Here are some key takeaways for communicators and strategists:
1. Infrequent voters don’t follow political accounts
These voters aren’t refreshing campaign websites or following politicians on social media and they’re not going to start. They come across political news passively: through social media feeds, word of mouth, and content shared by people they already follow. That means if you want to reach them, your content has to travel. Design it to be easily shared, easily reposted, and interesting enough for creators or friends to want to pass it along.
2. Video dominates how they consume content
Most participants said they tend to consume video content almost exclusively, particularly from YouTube, Instagram Reels and TikTok. Static graphics or text posts may not register. National data confirms this: about one-third of adults regularly get news from YouTube, and 52% of TikTok users report regularly getting news there.

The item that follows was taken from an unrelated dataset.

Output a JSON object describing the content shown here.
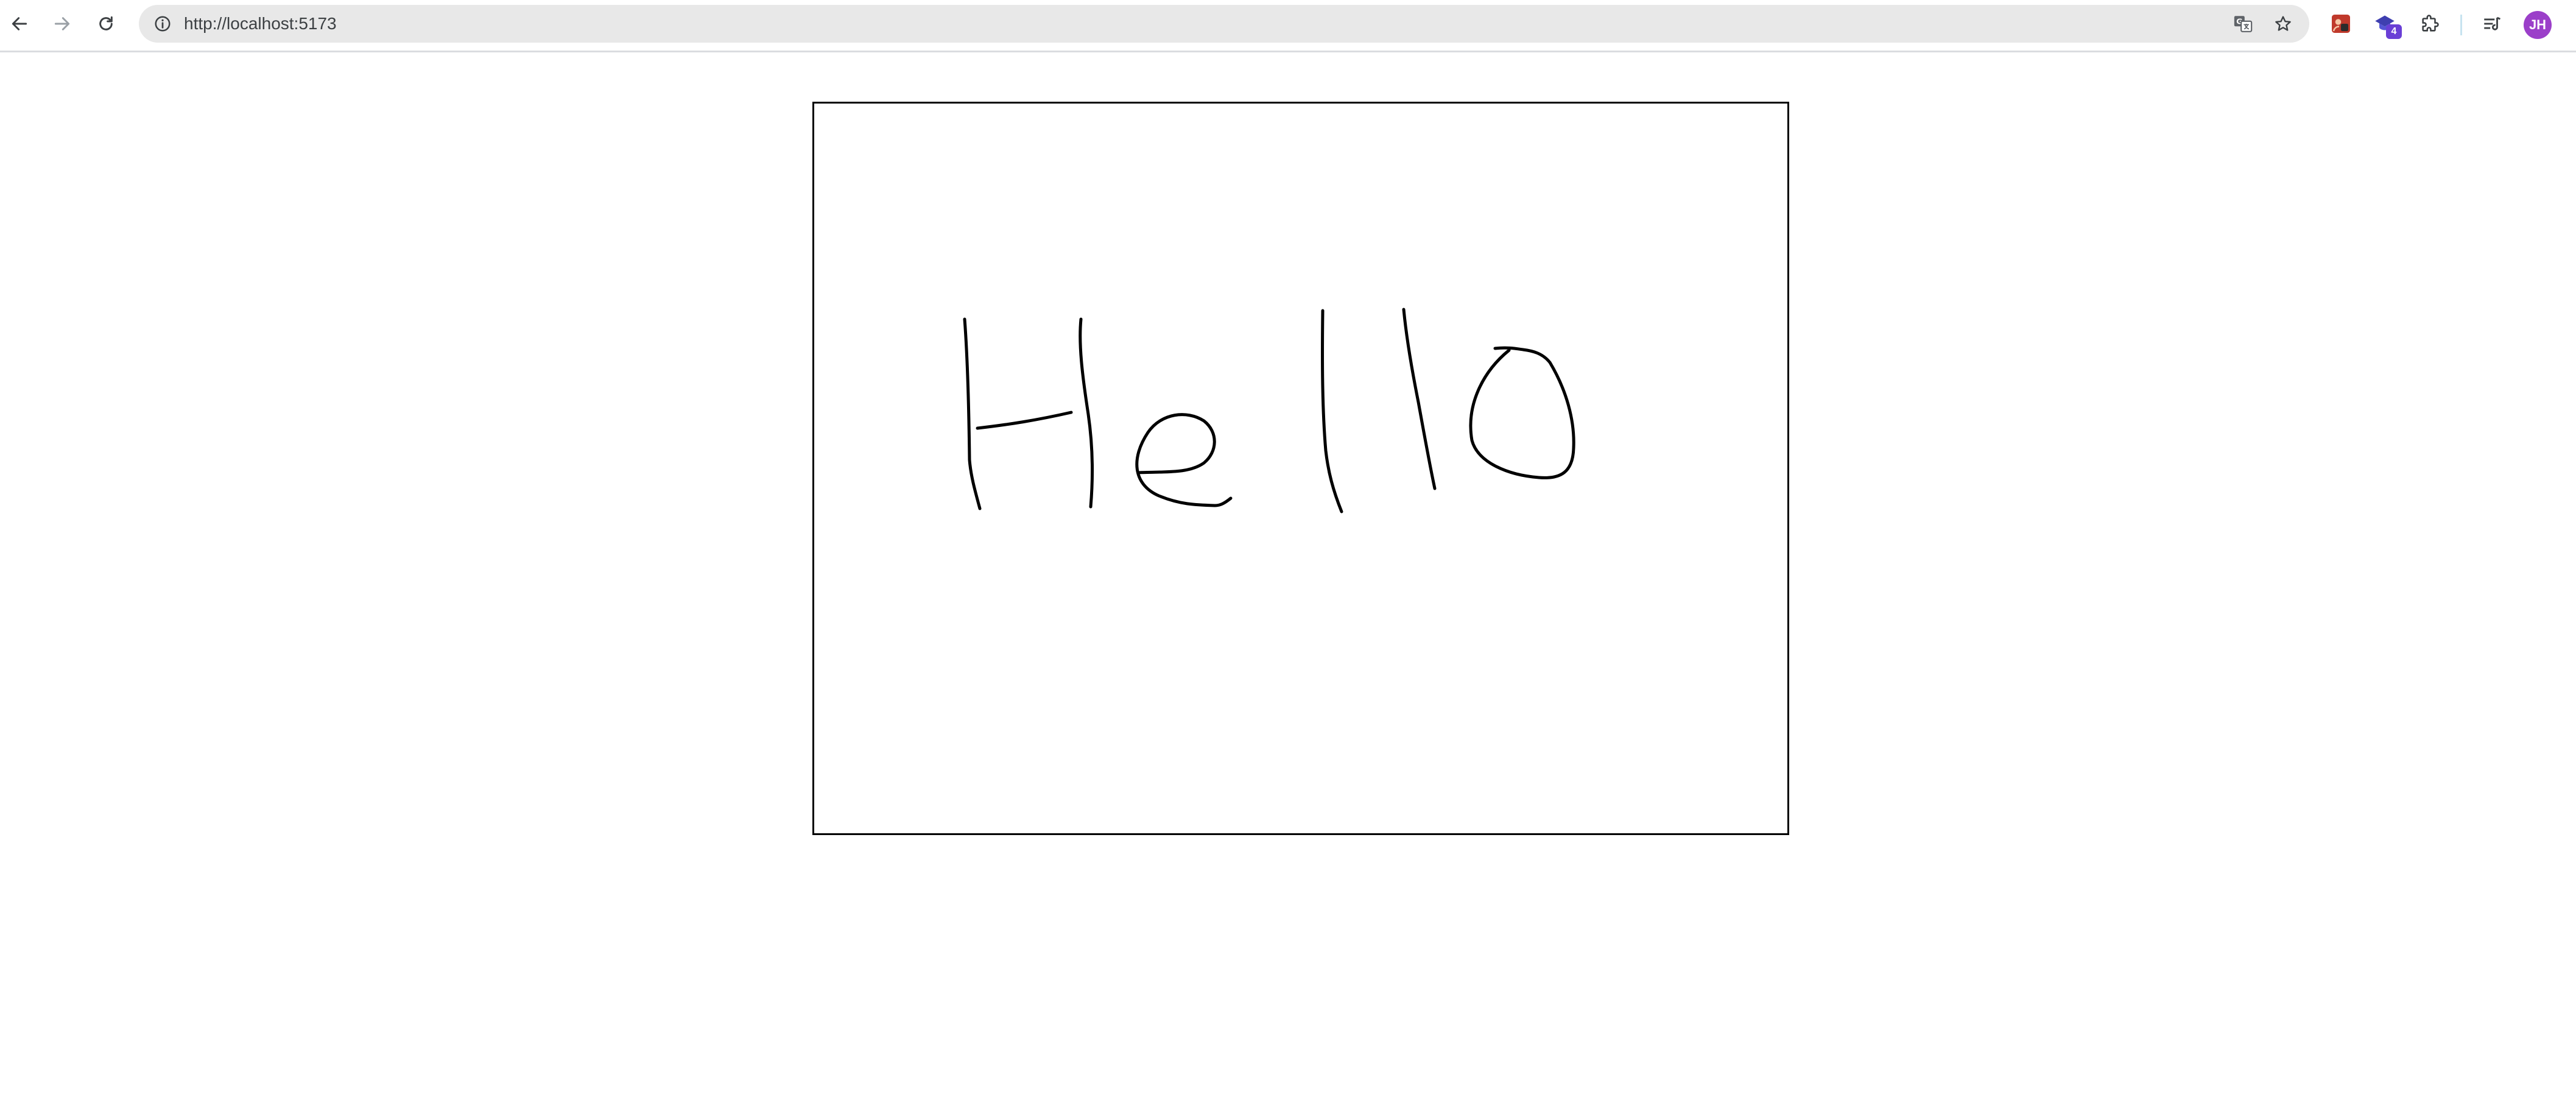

3. To get seen, work with the algorithm
To get seen, your content has to reach people who aren’t looking for it. On video platforms like TikTok, YouTube, and Reels, most people aren’t seeing posts from accounts they follow, they’re seeing whatever the algorithm serves up. That gives messengers a choice: either design content that’s likely to travel algorithmically (short, vertical video with strong openings and mobile-friendly captions), or work with creators who already reach these audiences and can deliver the message in their own voice. Either approach can work, but simply posting to your feed and hoping people find it won’t be enough.
4. Work with trusted messengers
Rather than building your own following from scratch, partner with creators who already have these voters’ trust. Think of creators as today’s campaign surrogates, not delivering stump speeches, but showing up in people’s feeds and sharing political information in their own language. The most effective content blends useful facts with the kind of personal or community-centered posts their followers already expect. Focus on real relationships and give creators what they need to speak authentically.
5. Don’t underestimate traditional media
Some participants pick up political news passively from more tradition sources, like local TV news that’s playing in their homes or talk radio a coworker is tuned into at a job sites. These channels may not be central to your digital strategy, but they still shape political awareness, especially among older voters and working-class men. Work for earned media on local TV and radio and consider running ads during drive-time talk radio to reinforce your message beyond digital platforms.
Bottom-Line: Reaching infrequent voters won’t happen through traditional outreach or surface-level engagement. It requires deeper investment in how information spreads today and who voters actually trust to deliver it.